Notice that the index values aren't returned in any particular order, but they each reference the appropriate data element value. This is somewhat important to know, because you can't count on the returned values being in the same order, just that the index and data values match.

Deleting array variables

Removing an array index from an associative array requires a special command:

delete array[index]

The delete command removes the associative index value and the associated data element value from the array:

$ gawk 'BEGIN{

> var["a"] = 1

> var["g"] = 2

> for (test in var)

> {

> print "Index:",test," - Value:",var[test]

> }

> delete var["g"]

> print "---"

> for (test in var)

> print "Index:",test," - Value:",var[test]

> }'

Index: a - Value: 1

Index: g - Value: 2

---

Index: a - Value: 1

$

After you delete an index value from the associative array, you can't retrieve it.

Using Patterns

The gawk program supports several types of matching patterns to filter data records, in much the same way as the sed editor. Chapter 19 showed two special patterns in action. The BEGIN and END keywords are special patterns that execute statements before or after the data stream data has been read. Similarly, you can create other patterns to execute statements when matching data appears in the data stream.

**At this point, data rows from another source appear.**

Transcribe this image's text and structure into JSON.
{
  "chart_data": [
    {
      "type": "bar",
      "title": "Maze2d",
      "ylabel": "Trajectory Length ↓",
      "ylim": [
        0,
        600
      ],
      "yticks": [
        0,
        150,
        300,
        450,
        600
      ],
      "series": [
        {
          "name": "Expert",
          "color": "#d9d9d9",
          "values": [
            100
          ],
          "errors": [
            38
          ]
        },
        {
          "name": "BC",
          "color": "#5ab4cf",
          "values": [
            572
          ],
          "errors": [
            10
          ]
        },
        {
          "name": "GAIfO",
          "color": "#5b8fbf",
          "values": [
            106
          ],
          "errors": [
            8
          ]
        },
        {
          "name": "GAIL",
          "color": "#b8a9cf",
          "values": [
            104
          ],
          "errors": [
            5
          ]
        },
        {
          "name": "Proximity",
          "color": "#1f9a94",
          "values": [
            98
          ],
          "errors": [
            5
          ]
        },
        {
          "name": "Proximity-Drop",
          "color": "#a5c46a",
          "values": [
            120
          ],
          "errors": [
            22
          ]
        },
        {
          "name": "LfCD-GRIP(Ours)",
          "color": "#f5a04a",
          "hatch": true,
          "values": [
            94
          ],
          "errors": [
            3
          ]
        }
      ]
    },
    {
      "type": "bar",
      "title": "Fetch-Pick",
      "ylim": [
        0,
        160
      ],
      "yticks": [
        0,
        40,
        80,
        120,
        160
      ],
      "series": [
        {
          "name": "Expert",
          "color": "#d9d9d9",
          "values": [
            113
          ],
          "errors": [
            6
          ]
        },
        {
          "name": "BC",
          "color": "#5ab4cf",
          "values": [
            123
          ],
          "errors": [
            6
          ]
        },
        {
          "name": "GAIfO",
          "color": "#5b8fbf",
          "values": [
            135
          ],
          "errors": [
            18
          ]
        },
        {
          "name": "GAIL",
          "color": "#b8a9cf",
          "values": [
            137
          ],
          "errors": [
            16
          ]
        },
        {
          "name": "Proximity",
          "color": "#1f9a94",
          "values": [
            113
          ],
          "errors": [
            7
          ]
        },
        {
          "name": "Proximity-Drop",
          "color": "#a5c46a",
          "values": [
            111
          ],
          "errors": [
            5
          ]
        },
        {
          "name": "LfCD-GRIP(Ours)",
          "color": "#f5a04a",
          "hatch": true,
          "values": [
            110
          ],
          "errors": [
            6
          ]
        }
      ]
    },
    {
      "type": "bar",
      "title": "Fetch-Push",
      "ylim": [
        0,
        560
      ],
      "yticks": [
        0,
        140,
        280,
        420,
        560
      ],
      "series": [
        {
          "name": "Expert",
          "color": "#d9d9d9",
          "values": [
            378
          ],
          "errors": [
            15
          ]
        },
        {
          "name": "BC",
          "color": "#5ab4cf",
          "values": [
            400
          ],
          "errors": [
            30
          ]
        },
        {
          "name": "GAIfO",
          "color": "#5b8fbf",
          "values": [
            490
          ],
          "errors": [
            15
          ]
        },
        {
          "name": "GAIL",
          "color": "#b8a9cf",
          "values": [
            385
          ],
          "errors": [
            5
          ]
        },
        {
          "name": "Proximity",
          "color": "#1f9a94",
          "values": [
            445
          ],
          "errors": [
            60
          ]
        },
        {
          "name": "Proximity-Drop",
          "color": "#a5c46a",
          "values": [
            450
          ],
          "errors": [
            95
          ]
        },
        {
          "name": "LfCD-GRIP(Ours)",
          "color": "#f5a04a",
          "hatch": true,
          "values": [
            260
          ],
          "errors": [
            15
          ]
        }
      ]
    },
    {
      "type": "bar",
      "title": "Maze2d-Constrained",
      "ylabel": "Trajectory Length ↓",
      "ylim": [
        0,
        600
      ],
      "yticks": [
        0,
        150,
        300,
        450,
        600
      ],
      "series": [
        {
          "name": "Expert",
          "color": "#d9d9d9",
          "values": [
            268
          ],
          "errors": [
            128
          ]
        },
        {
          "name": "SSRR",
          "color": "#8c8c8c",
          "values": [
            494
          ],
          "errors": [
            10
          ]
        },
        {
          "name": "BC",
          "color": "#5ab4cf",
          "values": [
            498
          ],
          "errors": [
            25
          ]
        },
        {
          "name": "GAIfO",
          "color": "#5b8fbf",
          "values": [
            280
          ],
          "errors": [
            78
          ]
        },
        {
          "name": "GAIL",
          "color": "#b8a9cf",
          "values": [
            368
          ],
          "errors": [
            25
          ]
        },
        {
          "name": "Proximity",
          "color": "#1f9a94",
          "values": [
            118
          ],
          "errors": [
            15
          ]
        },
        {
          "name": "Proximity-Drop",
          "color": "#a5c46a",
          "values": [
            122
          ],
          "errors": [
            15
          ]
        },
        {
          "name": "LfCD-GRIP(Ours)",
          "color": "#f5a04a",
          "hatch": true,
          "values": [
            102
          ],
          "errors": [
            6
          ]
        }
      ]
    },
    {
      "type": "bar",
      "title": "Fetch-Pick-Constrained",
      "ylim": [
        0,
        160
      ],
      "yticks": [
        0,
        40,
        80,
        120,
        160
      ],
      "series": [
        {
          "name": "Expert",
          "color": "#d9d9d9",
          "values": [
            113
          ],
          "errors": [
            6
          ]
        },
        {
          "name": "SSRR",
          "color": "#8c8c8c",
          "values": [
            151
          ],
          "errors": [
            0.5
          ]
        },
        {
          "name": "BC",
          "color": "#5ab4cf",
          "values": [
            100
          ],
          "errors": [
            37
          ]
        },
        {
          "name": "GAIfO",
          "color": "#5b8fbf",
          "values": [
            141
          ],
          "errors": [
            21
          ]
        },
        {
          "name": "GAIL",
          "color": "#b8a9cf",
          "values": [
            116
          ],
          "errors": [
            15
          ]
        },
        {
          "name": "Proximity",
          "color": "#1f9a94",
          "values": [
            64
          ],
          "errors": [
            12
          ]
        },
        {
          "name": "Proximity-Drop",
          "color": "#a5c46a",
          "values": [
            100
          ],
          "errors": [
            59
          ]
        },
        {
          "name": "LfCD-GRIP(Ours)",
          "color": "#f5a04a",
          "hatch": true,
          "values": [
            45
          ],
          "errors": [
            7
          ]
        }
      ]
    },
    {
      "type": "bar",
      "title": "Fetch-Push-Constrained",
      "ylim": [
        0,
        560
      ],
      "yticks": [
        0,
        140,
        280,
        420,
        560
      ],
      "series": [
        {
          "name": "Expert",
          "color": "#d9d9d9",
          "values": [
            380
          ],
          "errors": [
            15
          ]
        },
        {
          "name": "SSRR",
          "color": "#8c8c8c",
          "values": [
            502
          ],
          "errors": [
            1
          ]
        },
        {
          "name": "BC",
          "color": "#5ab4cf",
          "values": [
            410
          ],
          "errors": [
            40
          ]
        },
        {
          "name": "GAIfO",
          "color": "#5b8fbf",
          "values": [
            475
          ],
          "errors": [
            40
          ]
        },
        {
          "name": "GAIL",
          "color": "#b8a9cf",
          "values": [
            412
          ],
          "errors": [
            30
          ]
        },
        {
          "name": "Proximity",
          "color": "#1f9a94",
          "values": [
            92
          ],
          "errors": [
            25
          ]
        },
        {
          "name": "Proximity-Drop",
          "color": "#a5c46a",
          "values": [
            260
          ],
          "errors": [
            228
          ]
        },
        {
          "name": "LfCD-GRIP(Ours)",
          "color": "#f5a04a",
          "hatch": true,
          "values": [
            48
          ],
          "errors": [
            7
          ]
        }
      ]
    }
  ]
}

This section demonstrates how to use matching patterns in your gawk scripts to limit what records a program script applies to.

Regular expressions

Chapter 20 showed how to use regular expressions as matching patterns. You can use either a Basic Regular Expression (BRE) or an Extended Regular Expression (ERE) to filter which lines in the data stream the program script applies to.

When using a regular expression, the regular expression must appear before the left brace of the program script that it controls:

$ gawk 'BEGIN{FS=","} /11/{print $1}' data1

data11

$

The regular expression /11/ matches records that contain the string 11 anywhere in the data fields. The gawk program matches the defined regular expression against all the data fields in the record, including the field separator character:

$ gawk 'BEGIN{FS=","} /,d/{print $1}' data1

data11

data21

data31

$

This example matches the comma used as the field separator in the regular expression. This is not always a good thing. It can lead to problems trying to match data specific to one data field that may also appear in another data field. If you need to match a regular expression to a specific data instance, you should use the matching operator.

The matching operator

The matching operator allows you to restrict a regular expression to a specific data field in the records. The matching operator is the tilde symbol (∼). You specify the matching operator, along with the data field variable, and the regular expression to match:

$1 ~ /^data/

The $1 variable represents the first data field in the record. This expression filters records where the first data field starts with the text data. The following is an example of using the matching operator in a gawk program script:

$ gawk 'BEGIN{FS=","} $2 ~ /^data2/{print $0}' data1

data21,data22,data23,data24,data25

$

The matching operator compares the second data field with the regular expression /∧data2/, which indicates the string starts with the text data2.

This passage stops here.